Do local, ele apontou para a igreja em que foi batizado, relembrando de como as coisas eram diferentes e de como a cidade mudou. Antigamente, os degraus da Igreja da Sé, os mesmos que serviam de cenário para as fotos de Mel hoje, não existiam.


Embora muita coisa tenha mudado, Seu Adão afirma que a praça da Sé, após as reformas que foram realizadas desde seu batismo até os dias atuais, voltou a ser como era em suas lembranças da infância e, hoje em dia, gosta de ir às tardes de sol,, sentar para observar o movimento da cidade e brincar ao ar livre com sua cachorra.

Senhor Adão | Foto • Jacqueline Ferreira

Lembranças que se movimentam


Após o Ciclo do Ouro, a cidade foi perdendo sua evidência.

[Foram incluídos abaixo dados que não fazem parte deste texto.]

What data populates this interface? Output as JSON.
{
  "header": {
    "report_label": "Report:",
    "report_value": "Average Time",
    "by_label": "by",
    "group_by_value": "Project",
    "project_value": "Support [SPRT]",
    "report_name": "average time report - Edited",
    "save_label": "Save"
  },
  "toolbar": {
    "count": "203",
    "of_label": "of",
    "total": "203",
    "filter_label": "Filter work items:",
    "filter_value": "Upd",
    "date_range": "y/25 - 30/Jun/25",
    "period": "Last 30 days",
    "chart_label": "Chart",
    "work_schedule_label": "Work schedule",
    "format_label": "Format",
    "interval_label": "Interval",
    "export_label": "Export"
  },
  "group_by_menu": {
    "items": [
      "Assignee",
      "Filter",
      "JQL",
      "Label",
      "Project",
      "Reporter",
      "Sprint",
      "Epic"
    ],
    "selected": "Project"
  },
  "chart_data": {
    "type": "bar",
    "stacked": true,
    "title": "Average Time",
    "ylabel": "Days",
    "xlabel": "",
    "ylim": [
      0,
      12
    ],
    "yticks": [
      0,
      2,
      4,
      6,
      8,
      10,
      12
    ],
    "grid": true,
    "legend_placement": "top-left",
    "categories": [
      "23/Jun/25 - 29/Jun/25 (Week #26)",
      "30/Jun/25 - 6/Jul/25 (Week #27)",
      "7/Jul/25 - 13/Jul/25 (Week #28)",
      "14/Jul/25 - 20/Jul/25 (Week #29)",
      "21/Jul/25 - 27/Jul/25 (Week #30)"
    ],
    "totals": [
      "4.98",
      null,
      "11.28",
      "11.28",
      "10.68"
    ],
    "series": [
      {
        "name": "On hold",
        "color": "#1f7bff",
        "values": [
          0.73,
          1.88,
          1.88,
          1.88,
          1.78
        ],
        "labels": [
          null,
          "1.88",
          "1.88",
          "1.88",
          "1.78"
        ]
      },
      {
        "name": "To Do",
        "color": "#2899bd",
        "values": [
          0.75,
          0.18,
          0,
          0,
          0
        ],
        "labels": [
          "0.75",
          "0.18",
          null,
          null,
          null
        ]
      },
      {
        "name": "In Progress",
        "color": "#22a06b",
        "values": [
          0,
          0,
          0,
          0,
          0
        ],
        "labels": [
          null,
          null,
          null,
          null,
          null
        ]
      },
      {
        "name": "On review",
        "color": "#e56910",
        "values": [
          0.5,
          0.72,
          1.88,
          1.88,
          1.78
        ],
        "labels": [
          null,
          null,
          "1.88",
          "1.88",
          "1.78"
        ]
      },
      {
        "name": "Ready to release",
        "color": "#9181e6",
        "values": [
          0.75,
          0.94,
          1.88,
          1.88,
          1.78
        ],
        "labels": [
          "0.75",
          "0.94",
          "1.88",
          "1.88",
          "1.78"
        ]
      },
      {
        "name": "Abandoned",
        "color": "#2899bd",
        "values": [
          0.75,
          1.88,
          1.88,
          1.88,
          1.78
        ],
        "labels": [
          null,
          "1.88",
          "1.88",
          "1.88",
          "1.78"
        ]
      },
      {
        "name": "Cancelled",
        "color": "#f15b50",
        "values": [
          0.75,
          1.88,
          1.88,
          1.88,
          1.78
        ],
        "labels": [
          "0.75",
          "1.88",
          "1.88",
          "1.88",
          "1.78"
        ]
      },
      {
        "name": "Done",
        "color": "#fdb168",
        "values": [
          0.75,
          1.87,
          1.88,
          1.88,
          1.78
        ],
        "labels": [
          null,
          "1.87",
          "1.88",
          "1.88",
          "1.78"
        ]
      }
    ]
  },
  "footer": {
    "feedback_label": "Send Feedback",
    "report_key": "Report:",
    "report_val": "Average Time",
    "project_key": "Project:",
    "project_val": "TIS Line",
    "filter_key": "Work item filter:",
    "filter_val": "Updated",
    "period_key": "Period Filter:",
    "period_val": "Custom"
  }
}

Era como se, com o fim da serventia das minas de ouro, não houvesse nada relevante para a história presente. Mas não são apenas esses fatos que levaram a cidade até os livros. Em cada canto, há pessoas reescrevendo sua própria relevância na cidade.


Quantas memórias Mariana guarda que não podem ser contadas nos livros, porque estão vivas historicamente nas veias do coração?


As histórias contadas aqui, são apenas algumas que pudemos encontrar nas ruas de Mariana em um final de semana. Existem diversas outras histórias, vivas na memória de uma população que pode contá-las com riqueza de detalhes de inúmeros fatos históricos não abordados em outros lugares.


Quando estiver andando pelas praças ou nas ruas de pedras, olhe ao redor e se pergunte qual pessoa poderia te contar boas histórias. Assim como dito por Seu Percival, é possível se surpreender em cada esquina.


As portas do enredo popular guardam informações estruturais da cidade que não podem ser apagadas. Muito além da história e muito mais que prédios preservados, Mariana vive e deve sua existência ao que os marianenses falam e o que seus olhares contam.